Editing Your First Movie in GoPro Studio
Basic Editing Guide For Beginners
If you’ve just finished your first basic movie in GoPro Studio, chances are that you maybe didn’t take the time to edit it. Perhaps you found the different editing tools too daunting and decided that taking the time to learn them was much too difficult. That’s exactly what I felt. However, as I kept editing the tools actually turned out to be quite easy to use. Basic editing of movies doesn’t take that long and turns a decent movie into a great one.
In this article, I’m going to give you a quick summary of what all the editing functions in GoPro Studio do on a basic level. There are all sorts of different templates in GoPro Studio that I highly recommend you toy around with, but this tutorial is going to focus on the blank template.
The 3D View portion of the editing options all have to do with 3D video. All of these options apply a different filter to the video in order to create a 3D effect. These can only be used with the right hardware – if you are viewing the video on an average screen, the 3D effects won’t show. If you want to turn off the 3D effects for your movie, set the filter to “Left Eye”. This will disable the 3D effect and keep your movie in 2D.
These controls deal with basic video settings, as the name implies. The speed section deals with how fast/slow you want your movie to be. Setting this metric higher will have your movie play faster, and doing the opposite will make your movie slower. The fade in/fade out will have your movie have a nice fade to/from black. For example, if I set my fade out to something high, it would fade to black slowly.
The audio controls will change how your audio in the movie plays. The level meter will change your volume to be softer or louder depending on what you set it at. The fade in/fade out settings act like what they did in the Video Controls. If I wanted to create a 2 second fade in, I’d set the Fade In meter to 2.0.
In a nutshell, these options will change the different colors on your movie. The temperature setting will change the color balance of the video. It’s sort of hard to explain, but know that setting the metric to the left will make it more blue, and setting it to a higher level will make it so that it appears to have a yellow glow. The tint setting makes it so that you get either a purple or green tint on your movie.

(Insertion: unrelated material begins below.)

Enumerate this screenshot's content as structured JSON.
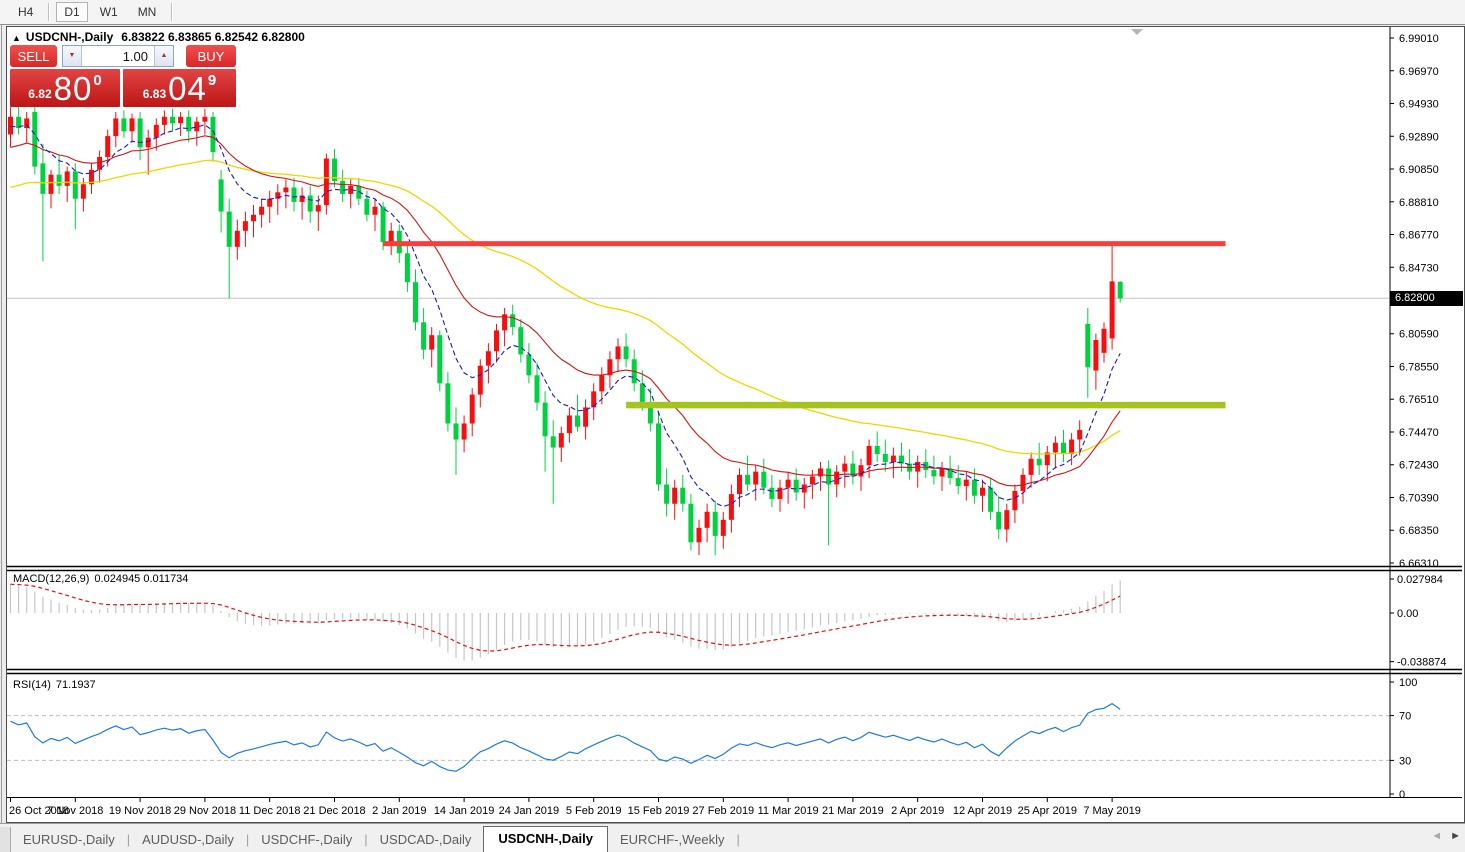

I like to leave this at the default setting for the most part.
The last thing you can change in White Balance is Keyframes. You can change when effects are put into your video here. If you wanted to add a keyframe, navigate on the timeline where you’d like it to be, and then click the “+” button. From here you can change different effects so that they will pop up during a specific point in the movie.
These are just basic controls that apply filters to your movie. These are basic terms that most people are familiar with, so I won’t bother in boring you with the extreme basics. However, if you don’t know what they do, just toy around with them. Most of their effects can be seen immediately and you’ll get a better idea of what they do visually.

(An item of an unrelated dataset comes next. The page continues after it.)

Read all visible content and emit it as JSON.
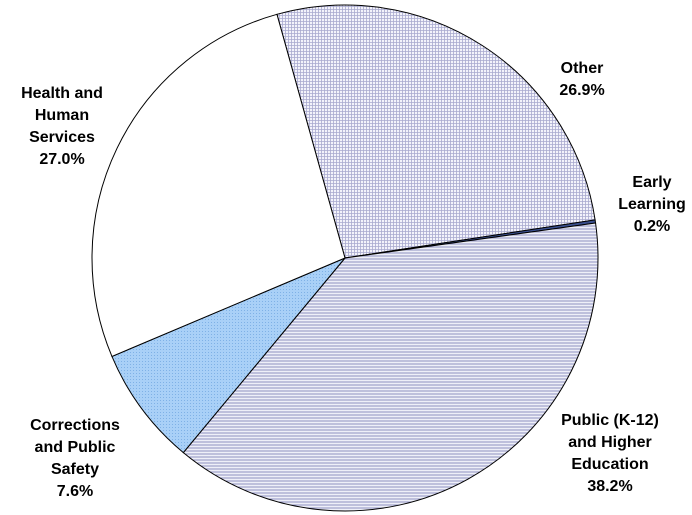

If you’re making your movie and the framing portion of your movie looks fine, I wouldn’t suggest changing any of the values within this part of the program. Otherwise, you’ll find settings here that change the position of the camera within your movie. You can easily cut out part of your camera using these settings.
Using these basic settings, you can easily do some basic fix-ups without having to bury your head in manuals and documentation. These tools are a nice way to get your feet wet and prepare you for more fun in the world of editing.